The EU Green Deal and inland waterways transport
Published: December 17, 2019
On 11 December 2019, the European Commission presented The European Green Deal – a roadmap for making the EU’s economy sustainable by turning climate and environmental challenges into opportunities across all policy areas and making the transition just and inclusive for all.
The European Green Deal resets the Commission’s commitment to tackling climate and environmental-related challenges. The Commission notes the planet is warming and the climate is changing with each passing year. The European Green Deal is formulated as a response to these challenges.
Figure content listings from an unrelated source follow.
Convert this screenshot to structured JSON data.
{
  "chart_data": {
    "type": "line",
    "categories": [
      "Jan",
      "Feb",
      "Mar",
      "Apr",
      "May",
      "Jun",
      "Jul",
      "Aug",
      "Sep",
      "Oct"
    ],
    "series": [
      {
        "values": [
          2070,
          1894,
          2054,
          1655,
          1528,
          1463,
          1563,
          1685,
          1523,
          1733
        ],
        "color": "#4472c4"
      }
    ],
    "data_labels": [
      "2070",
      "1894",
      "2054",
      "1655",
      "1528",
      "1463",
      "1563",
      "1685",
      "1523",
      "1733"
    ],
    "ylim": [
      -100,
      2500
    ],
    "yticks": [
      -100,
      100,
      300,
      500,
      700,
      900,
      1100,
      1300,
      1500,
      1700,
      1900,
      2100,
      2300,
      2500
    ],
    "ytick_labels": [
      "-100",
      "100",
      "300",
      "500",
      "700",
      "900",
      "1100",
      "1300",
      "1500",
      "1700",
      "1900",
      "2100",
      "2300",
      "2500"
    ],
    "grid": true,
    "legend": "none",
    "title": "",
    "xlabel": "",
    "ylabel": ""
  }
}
It is a new growth strategy that aims to transform the EU into a fair and prosperous society, with a modern, resource-efficient and competitive economy where there are no net emissions of greenhouse gases in 2050 and where economic growth is decoupled from resource use.
The European Green Deal covers all sectors of the economy, notably transport, energy, agriculture, buildings, and industries such as steel, cement, ICT, textiles and chemicals.
With regard to emissions, a 90% reduction in transport emissions is needed by 2050 to achieve climate neutrality and all transport modes including inland shipping will have to contribute to the reduction. Fossil-fuel subsidies should end. As a matter of priority, a substantial part of the 75% of inland freight carried today by road should shift onto rail and inland waterways.
As planned further measures, the Commission will
- propose a Climate Law in March 2020
- adopt a strategy on climate change adaptation in 2020 or 2021
- adopt a strategy for sustainable and smart mobility in 2020
- propose by 2021 measures to manage better, and to increase the capacity of railways and inland waterways
- also review the Alternative Fuels Infrastructure Directive and the TEN-T Regulation to accelerate the deployment of zero- and low-emission vehicles and vessels
Meeting the objectives of the European Green Deal will require significant investment. Achieving the current 2030 climate and energy targets is estimated to require €260 billion of additional annual investment, representing about 1.5% of 2018 GDP. This investment will need the mobilisation of the public and private sectors. The Commission will present in early 2020 a Sustainable Europe Investment Plan to help meet investment needs.